Tuesday, 24 May 2022

Joint Oireachtas Committee on Education and Skills

Future Funding of Higher Education: Discussion (Resumed)

Mr. Ray English:

I will try to answer some of the Senator's points. As winners of the Department's silver medal, we always consider Ms Leane, Mr. McSherry, Ms Yeates and Mr. Twomey national champions. We are keen to develop how those national champions go and engage with second-level schools and students. We would like to include that outreach from the schools base outwards in our work plan.

We also have longer-term plans not only to link the national competitions but to create junior school competitions alongside them. We can link second-level students into the junior school competitions and get junior school students to participate in appropriate competitions. Those students are then learning and feeding in, which will engage second-level students even more.

The third spoke in that wheel is that we are looking to develop skills packages from targeted industries for transition-year students.
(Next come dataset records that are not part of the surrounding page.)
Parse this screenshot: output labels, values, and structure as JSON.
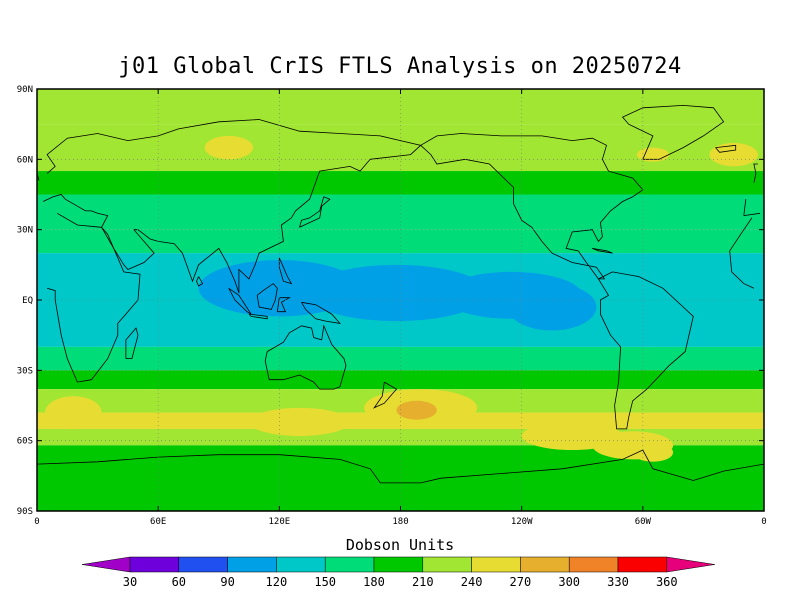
{
  "title": "j01 Global CrIS FTLS Analysis on 20250724",
  "units_label": "Dobson Units",
  "map": {
    "lon_range": [
      0,
      360
    ],
    "lat_range": [
      -90,
      90
    ],
    "lat_ticks": [
      {
        "lat": 90,
        "label": "90N"
      },
      {
        "lat": 60,
        "label": "60N"
      },
      {
        "lat": 30,
        "label": "30N"
      },
      {
        "lat": 0,
        "label": "EQ"
      },
      {
        "lat": -30,
        "label": "30S"
      },
      {
        "lat": -60,
        "label": "60S"
      },
      {
        "lat": -90,
        "label": "90S"
      }
    ],
    "lon_ticks": [
      {
        "lon": 0,
        "label": "0"
      },
      {
        "lon": 60,
        "label": "60E"
      },
      {
        "lon": 120,
        "label": "120E"
      },
      {
        "lon": 180,
        "label": "180"
      },
      {
        "lon": 240,
        "label": "120W"
      },
      {
        "lon": 300,
        "label": "60W"
      },
      {
        "lon": 360,
        "label": "0"
      }
    ],
    "grid": true
  },
  "colorbar": {
    "levels": [
      30,
      60,
      90,
      120,
      150,
      180,
      210,
      240,
      270,
      300,
      330,
      360
    ],
    "labels": [
      "30",
      "60",
      "90",
      "120",
      "150",
      "180",
      "210",
      "240",
      "270",
      "300",
      "330",
      "360"
    ],
    "colors": [
      "#a000c8",
      "#6e00dc",
      "#2050f0",
      "#00a0e6",
      "#00c8c8",
      "#00dc78",
      "#00c800",
      "#a0e632",
      "#e6dc32",
      "#e6af2d",
      "#f08228",
      "#fa0000",
      "#e6007a"
    ]
  },
  "bands": [
    {
      "lat_min": 75,
      "lat_max": 90,
      "value": 235
    },
    {
      "lat_min": 55,
      "lat_max": 75,
      "value": 215
    },
    {
      "lat_min": 45,
      "lat_max": 55,
      "value": 200
    },
    {
      "lat_min": 30,
      "lat_max": 45,
      "value": 170
    },
    {
      "lat_min": 20,
      "lat_max": 30,
      "value": 150
    },
    {
      "lat_min": -20,
      "lat_max": 20,
      "value": 130
    },
    {
      "lat_min": -30,
      "lat_max": -20,
      "value": 150
    },
    {
      "lat_min": -38,
      "lat_max": -30,
      "value": 180
    },
    {
      "lat_min": -48,
      "lat_max": -38,
      "value": 220
    },
    {
      "lat_min": -55,
      "lat_max": -48,
      "value": 245
    },
    {
      "lat_min": -62,
      "lat_max": -55,
      "value": 225
    },
    {
      "lat_min": -90,
      "lat_max": -62,
      "value": 200
    }
  ],
  "blobs": [
    {
      "lon": 120,
      "lat": 5,
      "rx": 40,
      "ry": 12,
      "value": 100
    },
    {
      "lon": 178,
      "lat": 3,
      "rx": 45,
      "ry": 12,
      "value": 100
    },
    {
      "lon": 235,
      "lat": 2,
      "rx": 35,
      "ry": 10,
      "value": 100
    },
    {
      "lon": 255,
      "lat": -3,
      "rx": 22,
      "ry": 10,
      "value": 100
    },
    {
      "lon": 190,
      "lat": -46,
      "rx": 28,
      "ry": 8,
      "value": 260
    },
    {
      "lon": 188,
      "lat": -47,
      "rx": 10,
      "ry": 4,
      "value": 285
    },
    {
      "lon": 18,
      "lat": -48,
      "rx": 14,
      "ry": 7,
      "value": 255
    },
    {
      "lon": 130,
      "lat": -52,
      "rx": 25,
      "ry": 6,
      "value": 245
    },
    {
      "lon": 265,
      "lat": -58,
      "rx": 25,
      "ry": 6,
      "value": 250
    },
    {
      "lon": 305,
      "lat": -65,
      "rx": 10,
      "ry": 4,
      "value": 265
    },
    {
      "lon": 295,
      "lat": -62,
      "rx": 20,
      "ry": 6,
      "value": 250
    },
    {
      "lon": 95,
      "lat": 65,
      "rx": 12,
      "ry": 5,
      "value": 245
    },
    {
      "lon": 345,
      "lat": 62,
      "rx": 12,
      "ry": 5,
      "value": 245
    },
    {
      "lon": 305,
      "lat": 62,
      "rx": 8,
      "ry": 3,
      "value": 265
    }
  ],
  "coastlines": [
    {
      "name": "africa",
      "points": [
        [
          -17,
          21
        ],
        [
          -10,
          30
        ],
        [
          -6,
          35
        ],
        [
          10,
          37
        ],
        [
          20,
          32
        ],
        [
          32,
          31
        ],
        [
          35,
          28
        ],
        [
          43,
          12
        ],
        [
          51,
          11
        ],
        [
          50,
          0
        ],
        [
          40,
          -10
        ],
        [
          40,
          -15
        ],
        [
          35,
          -25
        ],
        [
          27,
          -34
        ],
        [
          20,
          -35
        ],
        [
          15,
          -25
        ],
        [
          12,
          -15
        ],
        [
          9,
          0
        ],
        [
          9,
          4
        ],
        [
          5,
          5
        ],
        [
          -5,
          5
        ],
        [
          -10,
          7
        ],
        [
          -16,
          12
        ],
        [
          -17,
          21
        ]
      ]
    },
    {
      "name": "eurasia",
      "points": [
        [
          -10,
          36
        ],
        [
          -9,
          43
        ],
        [
          0,
          46
        ],
        [
          -5,
          48
        ],
        [
          5,
          54
        ],
        [
          9,
          57
        ],
        [
          5,
          62
        ],
        [
          15,
          69
        ],
        [
          30,
          71
        ],
        [
          45,
          68
        ],
        [
          60,
          70
        ],
        [
          70,
          73
        ],
        [
          90,
          76
        ],
        [
          110,
          77
        ],
        [
          130,
          72
        ],
        [
          150,
          71
        ],
        [
          170,
          70
        ],
        [
          180,
          68
        ],
        [
          190,
          66
        ],
        [
          185,
          62
        ],
        [
          165,
          60
        ],
        [
          160,
          55
        ],
        [
          155,
          57
        ],
        [
          140,
          55
        ],
        [
          135,
          43
        ],
        [
          128,
          38
        ],
        [
          126,
          35
        ],
        [
          121,
          32
        ],
        [
          122,
          25
        ],
        [
          110,
          20
        ],
        [
          108,
          15
        ],
        [
          105,
          9
        ],
        [
          100,
          13
        ],
        [
          100,
          3
        ],
        [
          98,
          8
        ],
        [
          94,
          16
        ],
        [
          90,
          22
        ],
        [
          80,
          15
        ],
        [
          77,
          8
        ],
        [
          72,
          20
        ],
        [
          68,
          24
        ],
        [
          60,
          25
        ],
        [
          56,
          26
        ],
        [
          50,
          30
        ],
        [
          48,
          30
        ],
        [
          55,
          23
        ],
        [
          58,
          20
        ],
        [
          53,
          16
        ],
        [
          45,
          13
        ],
        [
          43,
          15
        ],
        [
          38,
          22
        ],
        [
          34,
          28
        ],
        [
          32,
          31
        ],
        [
          35,
          36
        ],
        [
          30,
          37
        ],
        [
          27,
          38
        ],
        [
          24,
          38
        ],
        [
          20,
          40
        ],
        [
          14,
          43
        ],
        [
          12,
          45
        ],
        [
          8,
          44
        ],
        [
          3,
          42
        ],
        [
          -2,
          37
        ],
        [
          -10,
          36
        ]
      ]
    },
    {
      "name": "north_america",
      "points": [
        [
          190,
          66
        ],
        [
          198,
          70
        ],
        [
          210,
          71
        ],
        [
          230,
          70
        ],
        [
          250,
          70
        ],
        [
          265,
          68
        ],
        [
          275,
          69
        ],
        [
          282,
          66
        ],
        [
          280,
          60
        ],
        [
          283,
          55
        ],
        [
          295,
          52
        ],
        [
          300,
          47
        ],
        [
          295,
          44
        ],
        [
          290,
          42
        ],
        [
          284,
          38
        ],
        [
          279,
          33
        ],
        [
          280,
          27
        ],
        [
          278,
          25
        ],
        [
          275,
          30
        ],
        [
          265,
          29
        ],
        [
          262,
          22
        ],
        [
          268,
          21
        ],
        [
          272,
          16
        ],
        [
          278,
          9
        ],
        [
          281,
          9
        ],
        [
          277,
          14
        ],
        [
          265,
          16
        ],
        [
          255,
          20
        ],
        [
          250,
          25
        ],
        [
          245,
          31
        ],
        [
          240,
          34
        ],
        [
          236,
          41
        ],
        [
          236,
          48
        ],
        [
          224,
          58
        ],
        [
          212,
          60
        ],
        [
          198,
          58
        ],
        [
          195,
          62
        ],
        [
          190,
          66
        ]
      ]
    },
    {
      "name": "south_america",
      "points": [
        [
          278,
          9
        ],
        [
          285,
          12
        ],
        [
          298,
          10
        ],
        [
          310,
          5
        ],
        [
          320,
          -3
        ],
        [
          325,
          -7
        ],
        [
          321,
          -22
        ],
        [
          313,
          -28
        ],
        [
          302,
          -38
        ],
        [
          295,
          -43
        ],
        [
          293,
          -50
        ],
        [
          292,
          -55
        ],
        [
          287,
          -55
        ],
        [
          286,
          -45
        ],
        [
          288,
          -35
        ],
        [
          289,
          -20
        ],
        [
          284,
          -15
        ],
        [
          279,
          -6
        ],
        [
          279,
          0
        ],
        [
          283,
          2
        ],
        [
          278,
          9
        ]
      ]
    },
    {
      "name": "australia",
      "points": [
        [
          114,
          -22
        ],
        [
          113,
          -26
        ],
        [
          115,
          -34
        ],
        [
          122,
          -34
        ],
        [
          130,
          -32
        ],
        [
          137,
          -35
        ],
        [
          140,
          -38
        ],
        [
          147,
          -38
        ],
        [
          150,
          -37
        ],
        [
          153,
          -28
        ],
        [
          152,
          -25
        ],
        [
          146,
          -19
        ],
        [
          142,
          -11
        ],
        [
          141,
          -17
        ],
        [
          137,
          -16
        ],
        [
          136,
          -12
        ],
        [
          131,
          -11
        ],
        [
          125,
          -14
        ],
        [
          122,
          -18
        ],
        [
          114,
          -22
        ]
      ]
    },
    {
      "name": "greenland",
      "points": [
        [
          300,
          60
        ],
        [
          308,
          60
        ],
        [
          320,
          65
        ],
        [
          330,
          70
        ],
        [
          340,
          76
        ],
        [
          335,
          82
        ],
        [
          320,
          83
        ],
        [
          300,
          82
        ],
        [
          290,
          78
        ],
        [
          293,
          75
        ],
        [
          305,
          70
        ],
        [
          300,
          60
        ]
      ]
    },
    {
      "name": "antarctica",
      "points": [
        [
          0,
          -70
        ],
        [
          30,
          -69
        ],
        [
          60,
          -67
        ],
        [
          90,
          -66
        ],
        [
          120,
          -66
        ],
        [
          150,
          -68
        ],
        [
          165,
          -72
        ],
        [
          170,
          -78
        ],
        [
          190,
          -78
        ],
        [
          200,
          -76
        ],
        [
          230,
          -74
        ],
        [
          260,
          -72
        ],
        [
          290,
          -68
        ],
        [
          300,
          -64
        ],
        [
          305,
          -72
        ],
        [
          325,
          -77
        ],
        [
          340,
          -73
        ],
        [
          360,
          -70
        ]
      ]
    },
    {
      "name": "japan",
      "points": [
        [
          130,
          31
        ],
        [
          131,
          34
        ],
        [
          135,
          35
        ],
        [
          140,
          38
        ],
        [
          141,
          41
        ],
        [
          142,
          44
        ],
        [
          145,
          43
        ],
        [
          141,
          40
        ],
        [
          140,
          35
        ],
        [
          135,
          33
        ],
        [
          130,
          31
        ]
      ]
    },
    {
      "name": "uk",
      "points": [
        [
          -5,
          50
        ],
        [
          1,
          51
        ],
        [
          0,
          54
        ],
        [
          -3,
          58
        ],
        [
          -5,
          58
        ],
        [
          -4,
          54
        ],
        [
          -5,
          50
        ]
      ]
    },
    {
      "name": "madagascar",
      "points": [
        [
          44,
          -25
        ],
        [
          47,
          -25
        ],
        [
          50,
          -15
        ],
        [
          49,
          -12
        ],
        [
          44,
          -17
        ],
        [
          44,
          -25
        ]
      ]
    },
    {
      "name": "borneo",
      "points": [
        [
          109,
          2
        ],
        [
          112,
          4
        ],
        [
          117,
          7
        ],
        [
          119,
          5
        ],
        [
          118,
          0
        ],
        [
          116,
          -4
        ],
        [
          110,
          -3
        ],
        [
          109,
          2
        ]
      ]
    },
    {
      "name": "sumatra",
      "points": [
        [
          95,
          5
        ],
        [
          100,
          2
        ],
        [
          106,
          -6
        ],
        [
          104,
          -5
        ],
        [
          98,
          0
        ],
        [
          95,
          5
        ]
      ]
    },
    {
      "name": "new_guinea",
      "points": [
        [
          131,
          -1
        ],
        [
          138,
          -2
        ],
        [
          146,
          -6
        ],
        [
          150,
          -10
        ],
        [
          143,
          -9
        ],
        [
          138,
          -8
        ],
        [
          133,
          -4
        ],
        [
          131,
          -1
        ]
      ]
    },
    {
      "name": "new_zealand",
      "points": [
        [
          172,
          -35
        ],
        [
          178,
          -38
        ],
        [
          175,
          -41
        ],
        [
          172,
          -44
        ],
        [
          167,
          -46
        ],
        [
          171,
          -41
        ],
        [
          172,
          -35
        ]
      ]
    },
    {
      "name": "philippines",
      "points": [
        [
          120,
          18
        ],
        [
          122,
          14
        ],
        [
          124,
          10
        ],
        [
          126,
          7
        ],
        [
          122,
          8
        ],
        [
          120,
          14
        ],
        [
          120,
          18
        ]
      ]
    },
    {
      "name": "iceland",
      "points": [
        [
          -24,
          65
        ],
        [
          -14,
          66
        ],
        [
          -14,
          64
        ],
        [
          -22,
          63
        ],
        [
          -24,
          65
        ]
      ]
    },
    {
      "name": "sri_lanka",
      "points": [
        [
          80,
          10
        ],
        [
          82,
          7
        ],
        [
          80,
          6
        ],
        [
          79,
          8
        ],
        [
          80,
          10
        ]
      ]
    },
    {
      "name": "cuba",
      "points": [
        [
          275,
          22
        ],
        [
          282,
          21
        ],
        [
          285,
          20
        ],
        [
          278,
          21
        ],
        [
          275,
          22
        ]
      ]
    },
    {
      "name": "java",
      "points": [
        [
          105,
          -6
        ],
        [
          114,
          -7
        ],
        [
          114,
          -8
        ],
        [
          106,
          -7
        ],
        [
          105,
          -6
        ]
      ]
    },
    {
      "name": "sulawesi",
      "points": [
        [
          119,
          -5
        ],
        [
          120,
          1
        ],
        [
          125,
          1
        ],
        [
          121,
          -1
        ],
        [
          123,
          -5
        ],
        [
          119,
          -5
        ]
      ]
    }
  ]
}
We must engage further with transition year. If we can supply materials to them that would engage them and if they look at the competitions available and the skills and careers packages, they might get a focus and become invested.

We must acknowledge the work of the Institute of Guidance Counsellors, IGC. It is helpful to us in World Skills Ireland. We have created some videos for the IGC and it is distributing them through its networks. It is keen to promote apprenticeship programmes and particular skills. That should be acknowledged.

We are also involved in looking at the need for digitisation and its increase with one of Worlds Skills Ireland's partners, namely, Autodesk. We have set up, and are currently running, a series of online engagements for anybody who wants to come along. It is like a massive open online course, MOOC, for Fusion 360, which is used particularly in mechanical and manufacturing industries. We are inviting anyone to come along and engage with this programme and allowing them to get the first visualisation of what Fusion 360 looks like. Free certification will be provided for those who want it. This is something we are looking to add on. It has worked successfully. The first roll-out of the programme involved 75 people and in the first online training session, we are hoping to grow that and then expand into other offerings, such as building information modelling, that might lead people into the construction side.

To return to the Senator's point, we anticipate digitalisation will have a strong impact on the building industry. That might change perceptions. The industry is never not going to be noisy and it will never be totally clean because it is still using cement, etc. However, for gender balance, the digitalisation side is one that could work. Building information modelling is ubiquitous in Irish industry now and that should provide a pathway to gender balance in that career. We can look to promote that. There is a strong opportunity in that regard.